The desire of the House of Commons that Kidd should not be tried, discharged, or pardoned until the next session of Parliament was most unfortunate for him, because it necessitated his being kept in confinement with his fellow-prisoners at Newgate for more than a year. But it cannot be regarded as unreasonable, seeing that the necessary documents relating to him had not yet been laid before the House; that time was required for the collection of evidence against him from abroad; and that such of the facts relating to him and his employers as had already been disclosed, afforded some ground for suspecting that the four inculpated ministers were far from blameless. It is the one satisfactory feature in this very unpleasant case, that no discredit attaches to the action of the House of Commons in respect of its treatment of Kidd, either in this session or the next.

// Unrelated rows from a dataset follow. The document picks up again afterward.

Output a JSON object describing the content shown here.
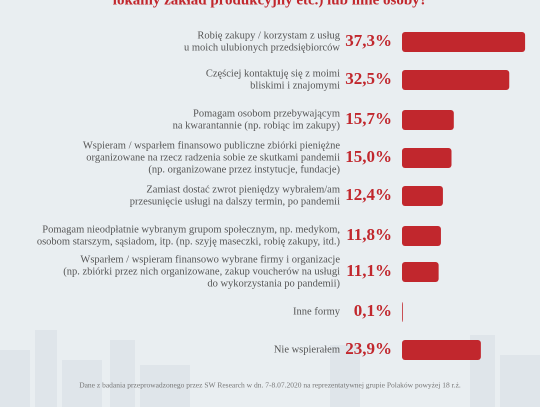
{
  "chart_data": {
    "type": "bar",
    "title": "lokalny zakład produkcyjny etc.) lub inne osoby?",
    "categories": [
      [
        "Robię zakupy / korzystam z usług",
        "u moich ulubionych przedsiębiorców"
      ],
      [
        "Częściej kontaktuję się z moimi",
        "bliskimi i znajomymi"
      ],
      [
        "Pomagam osobom przebywającym",
        "na kwarantannie (np. robiąc im zakupy)"
      ],
      [
        "Wspieram / wsparłem finansowo publiczne zbiórki pieniężne",
        "organizowane na rzecz radzenia sobie ze skutkami pandemii",
        "(np. organizowane przez instytucje, fundacje)"
      ],
      [
        "Zamiast dostać zwrot pieniędzy wybrałem/am",
        "przesunięcie usługi na dalszy termin, po pandemii"
      ],
      [
        "Pomagam nieodpłatnie wybranym grupom społecznym, np. medykom,",
        "osobom starszym, sąsiadom, itp. (np. szyję maseczki, robię zakupy, itd.)"
      ],
      [
        "Wsparłem / wspieram finansowo wybrane firmy i organizacje",
        "(np. zbiórki przez nich organizowane, zakup voucherów na usługi",
        "do wykorzystania po pandemii)"
      ],
      [
        "Inne formy"
      ],
      [
        "Nie wspierałem"
      ]
    ],
    "values": [
      37.3,
      32.5,
      15.7,
      15.0,
      12.4,
      11.8,
      11.1,
      0.1,
      23.9
    ],
    "value_labels": [
      "37,3%",
      "32,5%",
      "15,7%",
      "15,0%",
      "12,4%",
      "11,8%",
      "11,1%",
      "0,1%",
      "23,9%"
    ],
    "color": "#c1272d",
    "footnote": "Dane z badania przeprowadzonego przez SW Research w dn. 7-8.07.2020 na reprezentatywnej grupie Polaków powyżej 18 r.ż."
  }
}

On the sixth of March in the following year (1701), the House, having reassembled, ordered that the examinations of Kidd and all papers relating to him, transmitted by the Earl of Bellamont (who, it may be mentioned, was now dead), be laid before them by the Admiralty. On the next day, they were presented; and it was ordered that such of them as came from the Admiralty sealed up, be opened, and the private examinations of Captain Kidd before the Admiralty were accordingly opened and read. It appeared from them that Kidd had denied that he had ever seen Shrewsbury or Somers; or had heard more of them than that they were two of his owners; that he admitted that Bellamont had introduced him to the Earl of Orford, and that Colonel Hewetson had carried him to the Earl of Romney, which was all he knew of them.

The papers delivered up by the Admiralty related not only to Kidd, but also to atrocities which had been committed in the East Indies by pirates, who had nothing to do with him, and which had apparently been mixed up with his narrative, with the object of obscuring the case and creating a prejudice against him. The Commons appointed a committee to sort them, and to report to the House which of them related to Kidd. On the twenty-seventh of March this committee reported that they had done this; and their chairman, Sir Humphrey Mackworth, delivered them in at the clerk’s table, divided into two parcels, one containing the papers relating to Kidd, and the other the papers that did not relate to him. Then Kidd’s private examinations before the Admiralty were again read; and Kidd, being brought in by the keeper of Newgate, was called in. A petition from Cogi Babba, which had been presented to the House, was also read. This petition is noteworthy as being the only complaint to the House made by those who were alleged at his trial to have been plundered by him. It purported to be presented by Cogi Babba, on behalf of himself and other Armenians, inhabitants of Chalfa, the suburb of Spahow, and subjects to the King of Persia. It merely set forth that the petitioners had freighted a ship called the Karry Merchant (better known as the Quedagh Merchant—and referred to in the French pass as Cara Marchand), from Surat to Bengal, where the petitioners loaded her at prime cost to the value of four hundred thousand rupees, besides forty thousand rupees, the cost of the ship, which was all taken and carried away by Captain Kidd, on the ship’s returning to Surat about February, 1697; and it merely prayed that Kidd might be examined touching the premises, and the petitioners relieved concerning the same.

After the reading of these papers Kidd was examined and withdrew, and was remanded to Newgate; and it was decided that the House would the next day take into consideration the patent, commission and instructions to Kidd, which they did with the result that a motion was made that the grant passed under the Great Seal by Somers to Bellamont and others of the goods to be taken from the pirates before their conviction was illegal and void. The question being put, one hundred and eighty-five members voted in favour of the motion and one hundred and ninety-eight against it.

The House then decided that Kidd should be put on his trial in the ordinary course; and on the sixteenth of April, about three weeks before it took place, being informed that he had sent to the Admiralty that he might have the use of his commission and some other papers at his trial, ordered that “the said Commission and such other papers as Captain Kidd desires be delivered by the Clerk of this House to the Secretary of the Admiralty.” Had this order been complied with, and the papers been accessible to Kidd or his legal advisers, he would have had a complete answer to the charge of piracy brought against him. For they included the precious French passes, which had justified his seizure of his two prizes.